Quel modèle social européen pour l’avenir ?
Si l’on entend construire un modèle social européen pour l’avenir, quels sont les écueils et les scénarios ? La liste des écueils ne saurait être exhaustive. Le premier renvoie, on y reviendra, à l’ambiguïté constitutive de la construction européenne, à savoir la tension entre le national et le communautaire.
Le deuxième écueil est l’hétérogénéité de l’Union européenne. Jamais l’UE n’a été aussi hétérogène que depuis les élargissements de 2004 et 2007. Comment construire un modèle social européen commun à la Bulgarie et au Luxembourg ? Leurs PIB par habitant sont à des années lumière et les difficultés très différentes. Comment instaurer un salaire minimum à tous les pays de l’UE quand le smic français représente un salaire confortable en Roumanie ? De la même façon, le chômage ne frappe pas aujourd’hui de la même façon en Autriche ou en Espagne. Et les Etats membres restent tentés de pratiquer un dumping social et fiscal pour attirer les investisseurs.
Le troisième écueil concerne la faible convergence des bonnes pratiques. La lutte contre la corruption -un phénomène social majeur -constitue un défi pour le développement économique. Les régions éligibles au Fonds de cohésion dans le cadre de l’objectif de Convergence en 2007-2013 se trouvent pour l’essentiel en Europe de l’Est comme en Europe du Sud. Il s’agit de sommes considérables qui peuvent représenter 2 à 5 % du PIB des pays considérés. De quoi nourrir bien des convoitises. Il se trouve que les pays qui reçoivent le plus de fonds sont aussi ceux qui affichent, sauf exception, les niveaux de corruption les plus élevés. Il suffit d’observer le cas grec pour comprendre que la corruption ne favorise ni le développement ni l’équilibre budgétaire. Une étude de l’évolution des pratiques montre cependant que depuis 2004 la corruption régresse lentement dans les deux tiers des nouveaux Etats membres… mais qu’elle progresse chez douze des anciens Etats membres, dont la Grèce, l’Italie, l’Espagne et le Portugal. Or il faut attendre juin 2011 pour entendre la Commission européenne promettre un rapport sur la corruption dans tous les pays membres… à l’horizon 2013.
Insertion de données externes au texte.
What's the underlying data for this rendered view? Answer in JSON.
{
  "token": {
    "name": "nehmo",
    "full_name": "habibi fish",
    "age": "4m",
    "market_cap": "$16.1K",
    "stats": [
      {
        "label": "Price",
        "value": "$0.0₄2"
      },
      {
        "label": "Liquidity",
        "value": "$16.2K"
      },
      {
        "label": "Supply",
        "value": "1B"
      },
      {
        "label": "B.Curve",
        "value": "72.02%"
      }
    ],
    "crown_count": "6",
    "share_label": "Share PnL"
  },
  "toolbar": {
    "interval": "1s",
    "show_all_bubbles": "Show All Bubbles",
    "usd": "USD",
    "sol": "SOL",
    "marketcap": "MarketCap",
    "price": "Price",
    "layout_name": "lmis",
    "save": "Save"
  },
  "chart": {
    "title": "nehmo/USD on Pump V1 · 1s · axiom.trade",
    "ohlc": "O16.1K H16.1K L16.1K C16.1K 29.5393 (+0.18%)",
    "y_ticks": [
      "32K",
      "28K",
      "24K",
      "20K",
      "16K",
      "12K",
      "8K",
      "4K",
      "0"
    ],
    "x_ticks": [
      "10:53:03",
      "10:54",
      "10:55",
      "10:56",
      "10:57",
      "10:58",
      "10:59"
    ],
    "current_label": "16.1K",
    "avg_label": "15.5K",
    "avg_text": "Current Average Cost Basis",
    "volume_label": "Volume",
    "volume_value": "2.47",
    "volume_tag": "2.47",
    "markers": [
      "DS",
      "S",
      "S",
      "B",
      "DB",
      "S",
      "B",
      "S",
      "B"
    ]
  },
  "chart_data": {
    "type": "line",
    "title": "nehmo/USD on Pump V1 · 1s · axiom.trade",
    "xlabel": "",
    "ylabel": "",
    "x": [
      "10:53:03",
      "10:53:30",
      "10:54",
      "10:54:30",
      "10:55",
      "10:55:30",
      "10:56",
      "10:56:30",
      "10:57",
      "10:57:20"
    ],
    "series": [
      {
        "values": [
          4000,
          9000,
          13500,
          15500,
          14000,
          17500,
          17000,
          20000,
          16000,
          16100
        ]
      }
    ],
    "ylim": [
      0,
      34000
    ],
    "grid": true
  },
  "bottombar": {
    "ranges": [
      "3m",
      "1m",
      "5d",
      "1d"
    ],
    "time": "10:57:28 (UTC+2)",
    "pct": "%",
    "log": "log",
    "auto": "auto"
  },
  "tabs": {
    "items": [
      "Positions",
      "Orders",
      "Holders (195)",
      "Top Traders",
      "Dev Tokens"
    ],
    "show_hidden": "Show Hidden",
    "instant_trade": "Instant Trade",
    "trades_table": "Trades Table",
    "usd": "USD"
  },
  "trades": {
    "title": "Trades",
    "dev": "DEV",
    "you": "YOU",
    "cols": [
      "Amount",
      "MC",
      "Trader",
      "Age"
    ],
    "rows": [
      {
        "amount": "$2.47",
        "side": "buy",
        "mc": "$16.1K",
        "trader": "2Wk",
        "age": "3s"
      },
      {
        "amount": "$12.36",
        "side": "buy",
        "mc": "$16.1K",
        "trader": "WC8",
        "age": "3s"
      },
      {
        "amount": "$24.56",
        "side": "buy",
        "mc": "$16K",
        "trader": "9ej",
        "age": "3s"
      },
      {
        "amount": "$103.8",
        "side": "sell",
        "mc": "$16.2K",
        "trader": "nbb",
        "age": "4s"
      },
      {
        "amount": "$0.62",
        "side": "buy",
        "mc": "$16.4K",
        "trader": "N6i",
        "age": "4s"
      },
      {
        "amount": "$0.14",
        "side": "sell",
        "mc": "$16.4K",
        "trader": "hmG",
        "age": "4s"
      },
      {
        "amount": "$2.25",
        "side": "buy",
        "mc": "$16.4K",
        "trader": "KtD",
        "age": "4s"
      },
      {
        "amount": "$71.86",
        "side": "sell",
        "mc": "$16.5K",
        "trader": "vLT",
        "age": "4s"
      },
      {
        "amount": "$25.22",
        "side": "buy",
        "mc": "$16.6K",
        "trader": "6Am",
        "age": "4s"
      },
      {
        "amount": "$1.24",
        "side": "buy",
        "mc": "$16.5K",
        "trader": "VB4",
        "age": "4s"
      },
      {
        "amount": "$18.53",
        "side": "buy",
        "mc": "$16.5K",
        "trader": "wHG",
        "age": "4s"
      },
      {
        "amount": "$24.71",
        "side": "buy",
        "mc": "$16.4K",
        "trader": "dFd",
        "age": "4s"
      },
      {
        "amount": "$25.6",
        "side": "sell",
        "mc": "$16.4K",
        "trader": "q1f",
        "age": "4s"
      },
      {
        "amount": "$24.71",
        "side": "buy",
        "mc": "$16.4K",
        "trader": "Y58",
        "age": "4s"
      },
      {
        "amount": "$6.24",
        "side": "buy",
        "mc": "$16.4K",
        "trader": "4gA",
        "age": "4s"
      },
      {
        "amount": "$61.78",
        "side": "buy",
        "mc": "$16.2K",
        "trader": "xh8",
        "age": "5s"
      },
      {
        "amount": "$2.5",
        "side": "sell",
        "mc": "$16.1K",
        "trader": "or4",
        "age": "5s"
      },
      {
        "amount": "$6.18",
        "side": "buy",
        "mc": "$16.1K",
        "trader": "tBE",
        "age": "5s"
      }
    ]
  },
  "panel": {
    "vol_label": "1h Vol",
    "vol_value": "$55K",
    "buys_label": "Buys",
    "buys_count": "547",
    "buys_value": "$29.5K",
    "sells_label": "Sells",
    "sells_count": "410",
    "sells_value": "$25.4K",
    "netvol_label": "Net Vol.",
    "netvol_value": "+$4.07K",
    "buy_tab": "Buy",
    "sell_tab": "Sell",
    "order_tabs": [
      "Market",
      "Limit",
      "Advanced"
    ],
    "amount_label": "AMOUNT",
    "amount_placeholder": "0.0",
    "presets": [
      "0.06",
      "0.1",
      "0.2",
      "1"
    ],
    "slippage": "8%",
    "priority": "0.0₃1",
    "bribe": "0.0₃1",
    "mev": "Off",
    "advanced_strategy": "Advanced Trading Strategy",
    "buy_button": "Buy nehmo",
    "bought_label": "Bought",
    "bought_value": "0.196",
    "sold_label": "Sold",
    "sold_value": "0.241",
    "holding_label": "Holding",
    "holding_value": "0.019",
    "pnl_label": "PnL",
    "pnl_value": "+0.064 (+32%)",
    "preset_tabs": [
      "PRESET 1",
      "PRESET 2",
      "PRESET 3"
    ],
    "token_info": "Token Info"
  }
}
Dans ce contexte, comment construire un modèle social européen pour l’avenir ? Quel que soit le scénario envisagé, il importe de mettre en acte la solidarité, d’optimiser l’usage des fonds communautaires comme nationaux, et de renforcer la compétitivité des territoires. Il convient de ne pas passer aux oubliettes de la rigueur budgétaire les bonnes résolutions qui avaient été annoncées en 2008 en matière de politique de la population. Tant il est vrai que vieillissement et dépeuplement ne sauraient s’aggraver sans remettre en question les relations entre les générations et aggraver la disparité des territoires. À travers des efforts en matière de formation, il faut augmenter à la fois la productivité, l’employabilité et le taux d’emploi.
Reste cependant à choisir -ou ne pas choisir, mais à quel prix ? -de trancher au sujet de l’ambiguïté constitutive de la construction européenne, à savoir la tension entre le national et le communautaire. Pour caricaturer, deux scénarios sont concevables. Le premier scénario instrumente les difficultés de financement des dettes souveraines pour faire exploser la zone euro, voire l’UE. Porté par des mouvements populistes et souverainistes présentant le retour à une monnaie nationale comme un moyen de reprendre le contrôle des grands paramètres d’une politique économique et sociale, ce scénario irait à l’évidence contre la création d’un modèle social européen puisqu’il s’agirait bien au contraire de diverger.
Le deuxième scénario instrumente les difficultés de financement des dettes souveraines pour accélérer le passage à une Europe fédérale. Cela se fait/ferait à travers le glissement progressif d’un fédéralisme monétaire, via l’euro, à un fédéralisme budgétaire, via le contrôle en amont par Bruxelles de budgets nationaux, pour mettre en place une « gouvernance économique » qui ne saurait avoir de crédibilité sans un fédéralisme politique. Alors que les précédents transferts de souveraineté ne semblent pas avoir fourni les résultats attendus, il reste à prouver que cette option apporterait un mieux à une large majorité des citoyens européens. Or, dans un contexte de crise, le temps du débat démocratique est réduit.